When Education Minister Shai Piron alluded to the commentary in passing, Netanyahu urged – jokingly – for him to continue.
Rashi’s famous comment on the opening verse of Genesis – that the Torah begins with the story of Creation to rebuff the nations who say that the Jewish people has no right to the Land of Israel – figured prominently in the Bible study circle hosted Sunday by Prime Minister Benjamin Netanyahu.
When Education Minister Shai Piron alluded to the commentary in passing, Netanyahu urged – jokingly – for him to continue.
In his Torah commentary, Rashi (an acronym for Rabbi Shlomo Yitzhaki, 1040-1105) quotes Rabbi Yitzhak – who Piron said was Rashi’s father – as asking why the Torah begins with “In the beginning” and the account of Creation, instead of with the verse that gives the Jewish people their first commandment.
Rashi says that the reason is that if the nations of the world say to Israel that they “are robbers, because you took by force” Canaan, Israel could reply that all the world belongs to God, he created it and can give it to whomever he wants.
Piron was one of some 24 rabbis and academics who took part in the study group, which is meeting for the sixth time since it was established two years ago in the name of Sara Netanyahu’s father, Shmuel Ben-Artzi, who was a noted Bible educator.
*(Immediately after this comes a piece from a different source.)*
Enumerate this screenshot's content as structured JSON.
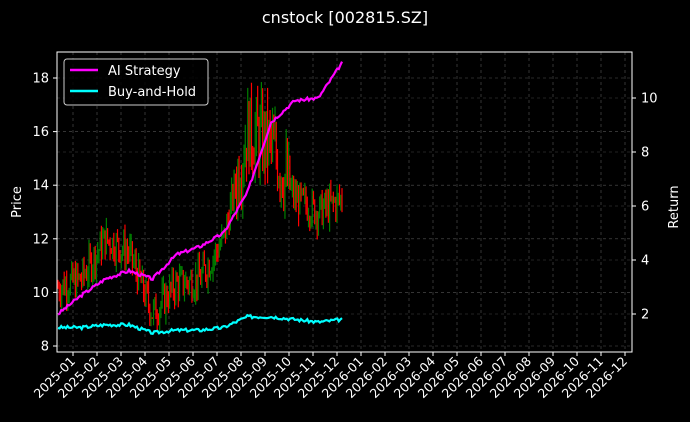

Along with Sara, Netanyahu’s two sons – Avner and Yair – took part.
Netanyahu opened the event saying that the Bible is studied at least once a week in his home, and that his son Avner – who won the National Bible Quiz for Youth in 2010 – is his teacher.
Among the invited guests this year were the parents of the three teens – Naphtali Fraenkel, Gil-Ad Shaer and Eyal Yifrah – kidnapped and murdered this summer.
One of the participants, Rabbi Rafi Feuerstein, who is affiliated with the Tzohar rabbinical group, noted that the first part of Genesis deals extensively with giving names to things. He said that the same word can have different meanings, and that in the current world, meanings are often corrupted, and “what is good is bad, and what is bad is good.”
Picking up on this theme, Netanyahu said that at the recent UN General Assembly an ambassador from one of the Latin American countries approached Israel’s Ambassador to the US Ron Dermer and talked to him about the situation in the region, saying, “You know what the word Israel means? It means ‘to deceive.’” What this shows, Netanyahu said, is that there “are those who look at us differently. We are involved in a battle against endless defamation that accompanies us from antiquity.”
This defamation of the Jewish people is happening now as well, Netanyahu said, pointing to the rise of anti-Semitism in Europe, and saying there is an increase in the “basic anti-Semitism that has accompanied us for thousands of years.”
He said Israel’s is a perpetual “struggle for the truth, for our rights – on the first Rashi and the last Rashi – on our very existence.”